Ketika memasuki usia kerja, dengan mudah kami bisa mengakses informasi mengenai kantor yang kami incar, bahkan bentuk gedungnya, dan dengan mudah mendapatkan alamat kantor dengan GPS.
Bukan berarti generasi sebelum kami tidak menggunakannya. Hanya saja, kami tidak memikirkan cara lain selain GPS, ide yang memang sudah ada di kepala kami.
Baca Juga: Gen Z dan Akses Mereka ke Media Massa
Dan, bagi kami, memasukkan barang belanjaan di keranjang digital dan keranjang fisik tidak ada bedanya. Menulis CV dan permohonan lamaran pekerjaan dengan pena tidak lebih menyenangkan ketimbang mengetiknya dan mendesain CV kami semenarik mungkin agar dibaca.
Kondisi tanpa membedakan fisik dan digital, meski cenderung melihat pada efensiensi digital, kami sebut Figital.
Hiper-Kustomisasi
Generasi kami sangat gemar menunjukkan betapa berbedanya kita di antara teman-teman, baik segenerasi maupun yang tidak.

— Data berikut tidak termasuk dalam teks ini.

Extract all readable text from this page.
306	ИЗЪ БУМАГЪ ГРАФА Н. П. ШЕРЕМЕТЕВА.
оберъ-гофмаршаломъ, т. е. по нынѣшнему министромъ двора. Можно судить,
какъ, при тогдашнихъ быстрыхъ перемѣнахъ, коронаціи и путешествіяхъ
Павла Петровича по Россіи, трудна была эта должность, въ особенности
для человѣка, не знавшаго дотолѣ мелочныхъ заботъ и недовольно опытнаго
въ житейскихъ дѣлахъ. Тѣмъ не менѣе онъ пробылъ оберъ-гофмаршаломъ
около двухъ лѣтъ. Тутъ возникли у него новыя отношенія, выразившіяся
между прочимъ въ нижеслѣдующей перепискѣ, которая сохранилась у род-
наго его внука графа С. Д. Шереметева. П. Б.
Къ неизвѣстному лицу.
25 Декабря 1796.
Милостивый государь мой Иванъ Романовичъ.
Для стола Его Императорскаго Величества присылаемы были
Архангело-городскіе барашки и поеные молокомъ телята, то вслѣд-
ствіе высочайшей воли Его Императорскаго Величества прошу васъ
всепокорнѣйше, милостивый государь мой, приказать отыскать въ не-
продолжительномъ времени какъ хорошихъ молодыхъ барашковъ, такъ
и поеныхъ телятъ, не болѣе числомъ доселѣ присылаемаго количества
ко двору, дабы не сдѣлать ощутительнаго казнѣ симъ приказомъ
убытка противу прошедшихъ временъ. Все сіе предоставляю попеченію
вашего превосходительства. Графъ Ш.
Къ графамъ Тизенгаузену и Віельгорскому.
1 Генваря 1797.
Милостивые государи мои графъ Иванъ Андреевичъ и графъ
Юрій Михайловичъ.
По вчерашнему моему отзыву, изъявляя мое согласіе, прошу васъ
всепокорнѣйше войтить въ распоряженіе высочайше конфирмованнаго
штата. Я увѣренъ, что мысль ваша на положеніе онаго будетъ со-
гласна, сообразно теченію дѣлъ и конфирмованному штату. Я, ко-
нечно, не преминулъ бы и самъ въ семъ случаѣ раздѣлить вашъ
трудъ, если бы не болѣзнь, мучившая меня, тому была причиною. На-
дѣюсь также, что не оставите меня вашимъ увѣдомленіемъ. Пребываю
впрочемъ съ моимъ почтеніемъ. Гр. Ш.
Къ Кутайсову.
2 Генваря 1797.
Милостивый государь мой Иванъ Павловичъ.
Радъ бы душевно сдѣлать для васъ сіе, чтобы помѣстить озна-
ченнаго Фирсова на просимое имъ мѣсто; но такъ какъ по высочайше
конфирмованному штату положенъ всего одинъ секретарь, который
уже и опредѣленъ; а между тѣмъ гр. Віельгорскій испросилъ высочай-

Sebagian besar kami tidak mengincar jabatan tinggi. Kami lebih suka pekerjaan yang lebih spesifik sesuai hobi. Untuk itulah kami cenderung menonjolkan keahlian-keahlian unik yang dianggap penting bagi sebuah perusahaan.
Dengan mengetahui hal ini, bukankah calon atasan saya akan mengurai jenis-jenis pekerjaan yang dibutuhkan perusahaannya menjadi lebih spesifik?
Mungkin dengan begitu kantor akan dipenuhi pekerja-pekerja kece dan kreatif yang siap membuat perusahaan yang ditempatinya menjadi inovatif dan lebih produktif. Hal yang terpenting bagi kami adalah sikap adil dari calon pemimpin kami.
Realistis
Akses ke segala penjuru dunia telah kami dapatkan sejak kami masih sangat muda. Saya sendiri telah melihat berbagai video es mencair di Kutub Utara, anak-anak kelaparan akibat krisis ekonomi karena perang, dan gundukan sampah di Samudra Pasifik. Itu membuat saya sadar kalau kita sedang hidup di dunia yang rapuh.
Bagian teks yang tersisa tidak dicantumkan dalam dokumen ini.